Most of the weekend I spent with the TCU group doing orientation. We all stayed at the Hotel Zenit Friday and Saturday night and spent time there talking about cultural differences, what to expect at the university, etc. Mary Alice, an American who has lived in Sevilla for the past 10 years and works with TCU, led the group. She helped us feel right at home from the moment we arrived and will be guiding us throughout the semester. This woman is a God-send. She helped us get Spanish cell phones, showed us key places like the metro station where we’ll meet next week for school, and took us to several delicious restaurants for our first taste of some Spanish especialidades.
Because my New Year’s resolution is ‘say yes,’ I said yes to trying everything we ate. Well…almost everything.
Some of the key Spanish dishes I’ve tried (I know I took a couple photos but I can’t find them at the moment):
- Té con leche: Tea brewed in milk instead of water. AMAZING.
- Café con leche: For me this meant a tiny bit of coffee and a lot of milk.
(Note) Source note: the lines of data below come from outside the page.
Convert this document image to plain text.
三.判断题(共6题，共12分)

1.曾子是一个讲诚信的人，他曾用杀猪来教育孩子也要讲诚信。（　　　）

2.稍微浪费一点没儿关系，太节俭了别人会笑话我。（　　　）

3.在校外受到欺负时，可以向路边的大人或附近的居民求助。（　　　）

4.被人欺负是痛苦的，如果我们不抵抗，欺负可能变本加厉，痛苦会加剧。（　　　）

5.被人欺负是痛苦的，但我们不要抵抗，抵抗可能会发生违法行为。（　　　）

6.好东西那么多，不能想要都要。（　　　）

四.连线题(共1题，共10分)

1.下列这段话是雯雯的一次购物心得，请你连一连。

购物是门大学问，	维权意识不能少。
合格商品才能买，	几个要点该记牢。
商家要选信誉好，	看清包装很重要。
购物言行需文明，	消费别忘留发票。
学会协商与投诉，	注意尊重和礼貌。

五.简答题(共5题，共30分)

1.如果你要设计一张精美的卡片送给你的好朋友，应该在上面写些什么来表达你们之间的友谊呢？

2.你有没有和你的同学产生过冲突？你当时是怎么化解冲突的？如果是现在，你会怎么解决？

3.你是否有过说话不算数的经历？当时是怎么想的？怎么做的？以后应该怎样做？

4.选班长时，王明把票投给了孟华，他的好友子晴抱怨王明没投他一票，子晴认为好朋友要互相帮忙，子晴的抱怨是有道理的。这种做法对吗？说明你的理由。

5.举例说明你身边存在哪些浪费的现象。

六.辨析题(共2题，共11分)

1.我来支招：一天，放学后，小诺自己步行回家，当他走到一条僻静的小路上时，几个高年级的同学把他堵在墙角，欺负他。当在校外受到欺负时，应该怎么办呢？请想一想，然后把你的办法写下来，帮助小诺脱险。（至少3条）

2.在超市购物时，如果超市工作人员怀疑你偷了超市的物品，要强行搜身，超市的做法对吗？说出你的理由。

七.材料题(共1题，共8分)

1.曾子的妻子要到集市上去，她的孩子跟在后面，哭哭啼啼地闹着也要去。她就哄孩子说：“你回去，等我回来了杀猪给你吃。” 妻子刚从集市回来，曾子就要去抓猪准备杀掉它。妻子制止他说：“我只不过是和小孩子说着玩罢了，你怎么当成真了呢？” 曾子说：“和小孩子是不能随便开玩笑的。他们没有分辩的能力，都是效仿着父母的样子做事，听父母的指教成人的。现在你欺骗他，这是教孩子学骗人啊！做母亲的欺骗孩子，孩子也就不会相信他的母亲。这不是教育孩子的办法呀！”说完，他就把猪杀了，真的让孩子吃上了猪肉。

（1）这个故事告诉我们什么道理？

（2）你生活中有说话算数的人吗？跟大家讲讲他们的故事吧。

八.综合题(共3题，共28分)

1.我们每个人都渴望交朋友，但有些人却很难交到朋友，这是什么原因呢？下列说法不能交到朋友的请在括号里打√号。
I preferred the tea, but the coffee wasn’t too bad.
- Spinach salad with dried tuna: Salad, good. Tuna, not so much. Imagine tough fruit roll-up but with a fish flavor.
- Mixed salad, which traditionally includes lettuce, tomatoes, olives, corn, hard boiled eggs, and tuna: Again, all good except the tuna. And I’m not much of an olive fan either. In Spain the traditional way to dress the salad is a little salt and pepper, vinegar, and olive oil, which is really good.
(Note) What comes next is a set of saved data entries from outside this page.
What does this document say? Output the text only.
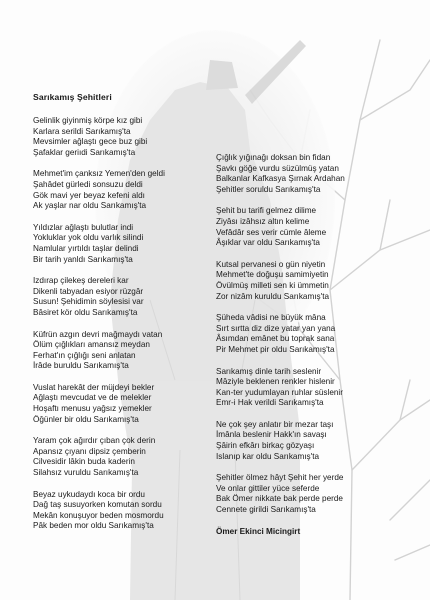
Sarıkamış Şehitleri
Gelinlik giyinmiş körpe kız gibi
Karlara serildi Sarıkamış'ta
Mevsimler ağlaştı gece buz gibi
Şafaklar geriıdi Sarıkamış'ta
Mehmet'im çanksız Yemen'den geldi
Şahâdet gürledi sonsuzu deldi
Gök mavi yer beyaz kefeni aldı
Ak yaşlar nar oldu Sarıkamış'ta
Yıldızlar ağlaştı bulutlar indi
Yokluklar yok oldu varlık silindi
Namlular yırtıldı taşlar delindi
Bir tarih yanldı Sarıkamış'ta
Izdırap çilekeş dereleri kar
Dikenli tabyadan esiyor rüzgâr
Susun! Şehidimin söylesisi var
Bâsiret kör oldu Sarıkamış'ta
Küfrün azgın devri mağmaydı vatan
Ölüm çığlıkları amansız meydan
Ferhat'ın çığlığı seni anlatan
İrâde buruldu Sarıkamış'ta
Vuslat harekât der müjdeyi bekler
Ağlaştı mevcudat ve de melekler
Hoşaftı menusu yağsız yemekler
Öğünler bir oldu Sarıkamış'ta
Yaram çok ağırdır çıban çok derin
Apansız çıyanı dipsiz çemberin
Cilvesidir lâkin buda kaderin
Silahsız vuruldu Sarıkamış'ta
Beyaz uykudaydı koca bir ordu
Dağ taş susuyorken komutan sordu
Mekân konuşuyor beden mosmordu
Pâk beden mor oldu Sarıkamış'ta
Çığlık yığınağı doksan bin fidan
Şavkı göğe vurdu süzülmüş yatan
Balkanlar Kafkasya Şırnak Ardahan
Şehitler soruldu Sarıkamış'ta
Şehit bu tarifi gelmez dilime
Ziyâsı izâhsız altın kelime
Vefâdâr ses verir cümle âleme
Âşıklar var oldu Sarıkamış'ta
Kutsal pervanesi o gün niyetin
Mehmet'te doğuşu samimiyetin
Övülmüş milleti sen ki ümmetin
Zor nizâm kuruldu Sarıkamış'ta
Şüheda vâdisi ne büyük mâna
Sırt sırtta diz dize yatar yan yana
Âsımdan emânet bu toprak sana
Pir Mehmet pir oldu Sarıkamış'ta
Sarıkamış dinle tarih seslenir
Mâziyle beklenen renkler hislenir
Kan-ter yudumlayan ruhlar süslenir
Emr-i Hak verildi Sarıkamış'ta
Ne çok şey anlatır bir mezar taşı
İmânla beslenir Hakk'ın savaşı
Şâirin efkârı birkaç gözyaşı
Islanıp kar oldu Sarıkamış'ta
Şehitler ölmez hâyt Şehit her yerde
Ve onlar gittiler yüce seferde
Bak Ömer nikkate bak perde perde
Cennete girildi Sarıkamış'ta
Ömer Ekinci Micingirt
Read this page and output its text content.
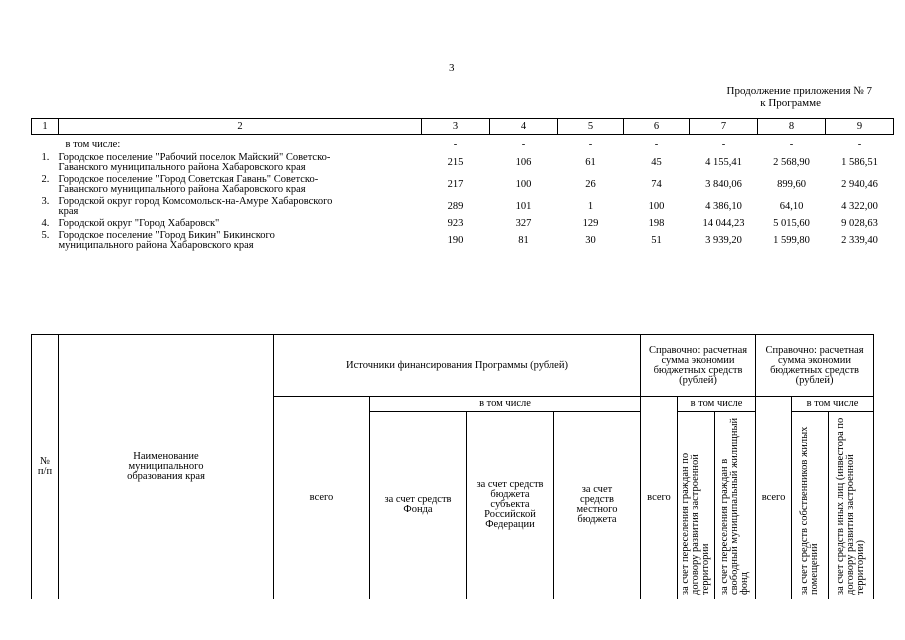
3
Продолжение приложения № 7
к Программе
1	2	3	4	5	6	7	8	9
	в том числе:	-	-	-	-	-	-	-
1.	Городское поселение "Рабочий поселок Майский" Советско-Гаванского муниципального района Хабаровского края	215	106	61	45	4 155,41	2 568,90	1 586,51
2.	Городское поселение "Город Советская Гавань" Советско-Гаванского муниципального района Хабаровского края	217	100	26	74	3 840,06	899,60	2 940,46
3.	Городской округ город Комсомольск-на-Амуре Хабаровского края	289	101	1	100	4 386,10	64,10	4 322,00
4.	Городской округ "Город Хабаровск"	923	327	129	198	14 044,23	5 015,60	9 028,63
5.	Городское поселение "Город Бикин" Бикинского муниципального района Хабаровского края	190	81	30	51	3 939,20	1 599,80	2 339,40
№ п/п	Наименование муниципального образования края	Источники финансирования Программы (рублей)				Справочно: расчетная сумма экономии бюджетных средств (рублей)			Справочно: расчетная сумма экономии бюджетных средств (рублей)		

		всего	в том числе			всего	в том числе		всего	в том числе	

			за счет средств Фонда	за счет средств бюджета субъекта Российской Федерации	за счет средств местного бюджета		за счет переселения граждан по договору развития застроенной территории	за счет переселения граждан в свободный муниципальный жилищный фонд		за счет средств собственников жилых помещений	за счет средств иных лиц (инвестора по договору развития застроенной территории)
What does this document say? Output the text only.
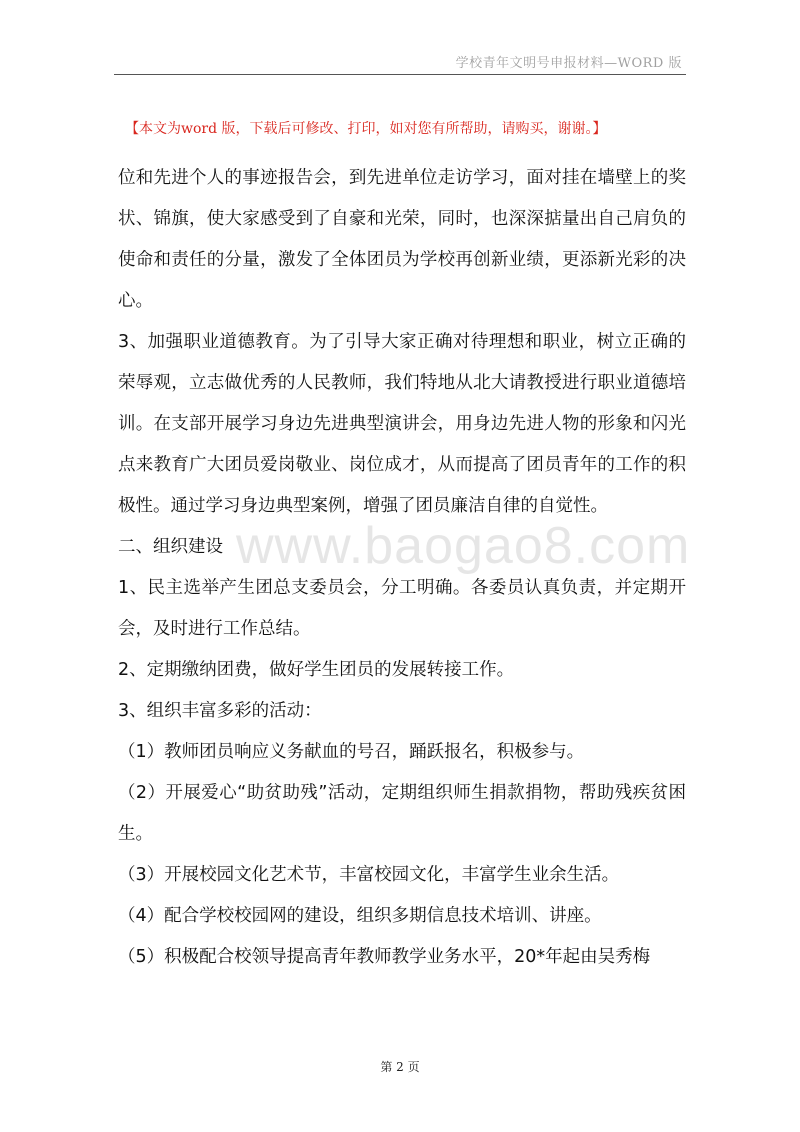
学校青年文明号申报材料—WORD 版
【本文为word 版，下载后可修改、打印，如对您有所帮助，请购买，谢谢。】
www.baogao8.com

位和先进个人的事迹报告会，到先进单位走访学习，面对挂在墙壁上的奖状、锦旗，使大家感受到了自豪和光荣，同时，也深深掂量出自己肩负的使命和责任的分量，激发了全体团员为学校再创新业绩，更添新光彩的决心。

3、加强职业道德教育。为了引导大家正确对待理想和职业，树立正确的荣辱观，立志做优秀的人民教师，我们特地从北大请教授进行职业道德培训。在支部开展学习身边先进典型演讲会，用身边先进人物的形象和闪光点来教育广大团员爱岗敬业、岗位成才，从而提高了团员青年的工作的积极性。通过学习身边典型案例，增强了团员廉洁自律的自觉性。

二、组织建设

1、民主选举产生团总支委员会，分工明确。各委员认真负责，并定期开会，及时进行工作总结。

2、定期缴纳团费，做好学生团员的发展转接工作。

3、组织丰富多彩的活动：

（1）教师团员响应义务献血的号召，踊跃报名，积极参与。

（2）开展爱心“助贫助残”活动，定期组织师生捐款捐物，帮助残疾贫困生。

（3）开展校园文化艺术节，丰富校园文化，丰富学生业余生活。

（4）配合学校校园网的建设，组织多期信息技术培训、讲座。

（5）积极配合校领导提高青年教师教学业务水平，20*年起由吴秀梅

第 2 页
- Vegetable paella: Yummmmmm. Still getting used to everything being cooked in olive oil, however. It’s a big deal here.
- Strawberry ice cream with some sort of sweet cream and a warm plantain: It’s cold. It’s hot. It’s delicious. (I mean, this is me and dessert we’re talking about, it’s pretty hard to go wrong.)
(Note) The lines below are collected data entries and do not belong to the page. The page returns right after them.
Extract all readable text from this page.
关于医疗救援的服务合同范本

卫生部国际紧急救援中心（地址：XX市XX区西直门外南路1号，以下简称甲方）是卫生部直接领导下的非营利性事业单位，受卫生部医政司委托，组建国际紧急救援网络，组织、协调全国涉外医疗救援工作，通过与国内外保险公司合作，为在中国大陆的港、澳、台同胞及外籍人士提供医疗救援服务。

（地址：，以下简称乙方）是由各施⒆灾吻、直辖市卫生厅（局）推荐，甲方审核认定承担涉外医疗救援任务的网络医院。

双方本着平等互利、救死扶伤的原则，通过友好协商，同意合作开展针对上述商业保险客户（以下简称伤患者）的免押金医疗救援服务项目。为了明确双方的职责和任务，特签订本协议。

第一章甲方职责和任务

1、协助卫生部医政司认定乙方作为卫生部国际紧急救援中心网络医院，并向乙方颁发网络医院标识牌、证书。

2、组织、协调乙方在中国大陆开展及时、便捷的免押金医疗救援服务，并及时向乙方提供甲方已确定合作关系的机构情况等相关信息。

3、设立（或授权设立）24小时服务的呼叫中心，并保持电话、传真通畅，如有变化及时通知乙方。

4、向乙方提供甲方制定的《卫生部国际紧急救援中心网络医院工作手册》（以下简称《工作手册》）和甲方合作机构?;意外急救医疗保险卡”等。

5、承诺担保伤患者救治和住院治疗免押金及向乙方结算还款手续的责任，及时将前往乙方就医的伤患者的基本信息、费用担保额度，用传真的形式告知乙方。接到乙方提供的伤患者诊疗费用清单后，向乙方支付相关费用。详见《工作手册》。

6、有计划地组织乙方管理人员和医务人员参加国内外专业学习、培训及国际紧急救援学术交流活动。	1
- Various tapas: The best? Pisto, almost a salsa-like texture containing tomatoes, eggplant, peas, and other vegetables. The worst? Tie between fried calamari and fried dog shark. After that I passed on trying the tuna tapa. For someone who hates seafood, I figured I had tried more than enough for one weekend. But hey, I tried, so that counts for something, right?
- A couple things in my host home that I cannot remember the names of at the moment. But I enjoyed a squash soup, a stew of lentils and vegetables, and tortilla española, which looks like a cake made of potatoes.
On Sunday, we flew from our hotel nest and headed to our host homes. I’m living with three other TCU students in Los Remedios, one of the barrios of Sevilla. One big difference between Europe and the US is that apartments are much more common here than houses (typically owned, not rented). Ours is actually bigger than I expected, simple but with plenty of space. Two of us share a room; mine and Alayna’s has a huge window looking over the balcony towards the street. Neat view, less neat when you’re trying to fall asleep (it reminded me of a tame downtown Chicago at night).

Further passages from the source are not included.